Les zones à faibles émissions (ZFE) cristallisent la controverse en France, alors que leur suspension est discutée à l’Assemblée nationale. Souvent présentées comme un outil permettant de verdir le parc automobile, potentiellement aux dépens des populations défavorisées résidant en périphérie, elles sont avant tout un levier permettant le développement des mobilités durables. Une étude récente menée dans l’agglomération grenobloise montre que la frange de la population impactée sans alternative est très faible et qu’elle pourrait bénéficier de mesures d’accompagnement ciblées.


Plusieurs centaines de zones à faibles émissions (ZFE) existent en Europe. Leurs bénéfices sanitaires sont avérés, avec notamment une réduction des maladies cardiovasculaires liées à la pollution atmosphérique. Pourtant, en France, alors que la pollution aux particules fines de diamètre inférieur à 2,5µm (PM2,5) et celle due aux oxydes d’azote (NOx) causent, pour la première, près de 40 000 et, pour la deuxième, 7 000 morts prématurées par an, le Parlement envisage de revenir sur les ZFE.

Les classes sociales les plus défavorisées sont celles qui auraient le plus à gagner de la lutte contre la pollution. En effet, elles sont les plus exposées à de forts niveaux de pollution de l’air.

Pourtant, les ZFE sont souvent considérées comme socialement injustes pour ces populations. Elles sont perçues comme un outil destiné à verdir le parc automobile en favorisant l’acquisition de véhicules récents, jugés plus propres. Comme les véhicules plus récents sont plus coûteux, les ménages aux revenus modestes, qui possèdent plus de voitures anciennes, se trouvent davantage pénalisés a priori.

Nos recherches invitent à dépasser cette vision. Les zones à faibles émissions constituent avant tout un levier permettant de développer les mobilités durables, tout en répondant aux améliorant les enjeux sanitaires liés à la qualité de l’air. Cela en fait un pilier pour la transformation de nos mobilités urbaines, et invite à repenser notre dépendance à la voiture individuelle, source de multiples nuisances.

Outre la pollution de l’air et ses effets sanitaires, l’usage massif de la voiture individuelle génère du bruit, contribue à la sédentarité (facteur d’obésité) et accapare l’espace public. Il en résultat un cercle vicieux bien connu : plus on lui réserve d’espace, plus les alternatives deviennent limitées et plus les habitants en sont dépendants.

Promouvoir le report modal plutôt que de verdir l’automobile

La vision des ZFE consistant en un dispositif de verdissement du parc automobile domine les débats qui passent ainsi à côté de l’essentiel.

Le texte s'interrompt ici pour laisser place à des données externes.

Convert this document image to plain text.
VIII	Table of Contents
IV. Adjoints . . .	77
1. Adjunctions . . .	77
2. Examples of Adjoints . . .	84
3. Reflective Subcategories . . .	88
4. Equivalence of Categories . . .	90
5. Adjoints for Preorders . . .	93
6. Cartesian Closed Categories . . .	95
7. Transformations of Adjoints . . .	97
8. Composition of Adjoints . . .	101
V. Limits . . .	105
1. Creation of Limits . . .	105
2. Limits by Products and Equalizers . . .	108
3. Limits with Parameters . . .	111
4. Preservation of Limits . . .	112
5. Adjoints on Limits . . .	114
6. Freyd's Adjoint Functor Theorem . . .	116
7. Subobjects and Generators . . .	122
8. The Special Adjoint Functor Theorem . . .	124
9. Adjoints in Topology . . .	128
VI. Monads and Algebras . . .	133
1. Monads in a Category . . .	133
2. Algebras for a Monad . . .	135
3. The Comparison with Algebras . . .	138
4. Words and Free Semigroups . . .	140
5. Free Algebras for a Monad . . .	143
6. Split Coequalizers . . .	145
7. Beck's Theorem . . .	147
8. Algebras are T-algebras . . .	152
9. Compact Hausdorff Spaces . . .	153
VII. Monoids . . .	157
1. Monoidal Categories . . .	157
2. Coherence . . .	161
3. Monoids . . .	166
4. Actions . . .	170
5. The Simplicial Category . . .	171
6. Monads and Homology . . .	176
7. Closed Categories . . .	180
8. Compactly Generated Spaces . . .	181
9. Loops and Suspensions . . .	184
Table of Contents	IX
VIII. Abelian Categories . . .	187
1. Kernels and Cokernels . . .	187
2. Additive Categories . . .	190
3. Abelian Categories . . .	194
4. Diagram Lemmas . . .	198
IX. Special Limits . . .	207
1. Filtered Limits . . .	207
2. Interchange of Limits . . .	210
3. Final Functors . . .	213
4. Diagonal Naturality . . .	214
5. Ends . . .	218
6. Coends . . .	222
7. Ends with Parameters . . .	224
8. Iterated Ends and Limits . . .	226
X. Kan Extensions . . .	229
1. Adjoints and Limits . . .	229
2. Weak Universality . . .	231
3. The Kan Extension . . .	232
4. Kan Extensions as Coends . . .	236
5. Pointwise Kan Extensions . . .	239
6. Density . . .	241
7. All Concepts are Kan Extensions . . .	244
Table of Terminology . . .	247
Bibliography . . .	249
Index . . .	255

Les ZFE peuvent être bien plus que cela, car il existe d’autres manières de s’adapter aux restrictions imposées par une ZFE que l’achat d’un véhicule conforme : changer son mode de transport (prendre les transports en commun, le vélo, marcher), adapter ses horaires de déplacement, voire modifier certaines destinations, sont autant de solutions souvent réalistes.

L’étude que nous avons menée sur l’agglomération grenobloise a quantifié les capacités d’adaptation des ménages à cette ZFE. Pour cela, nous nous sommes plongées dans l’enquête « Ménages mobilité grande région grenobloise » (EMC2) qui répertorie les déplacements (origine et destination de chacun des déplacements, modes de transport, motif de déplacement et équipements) d’un échantillon représentatif de la population du territoire.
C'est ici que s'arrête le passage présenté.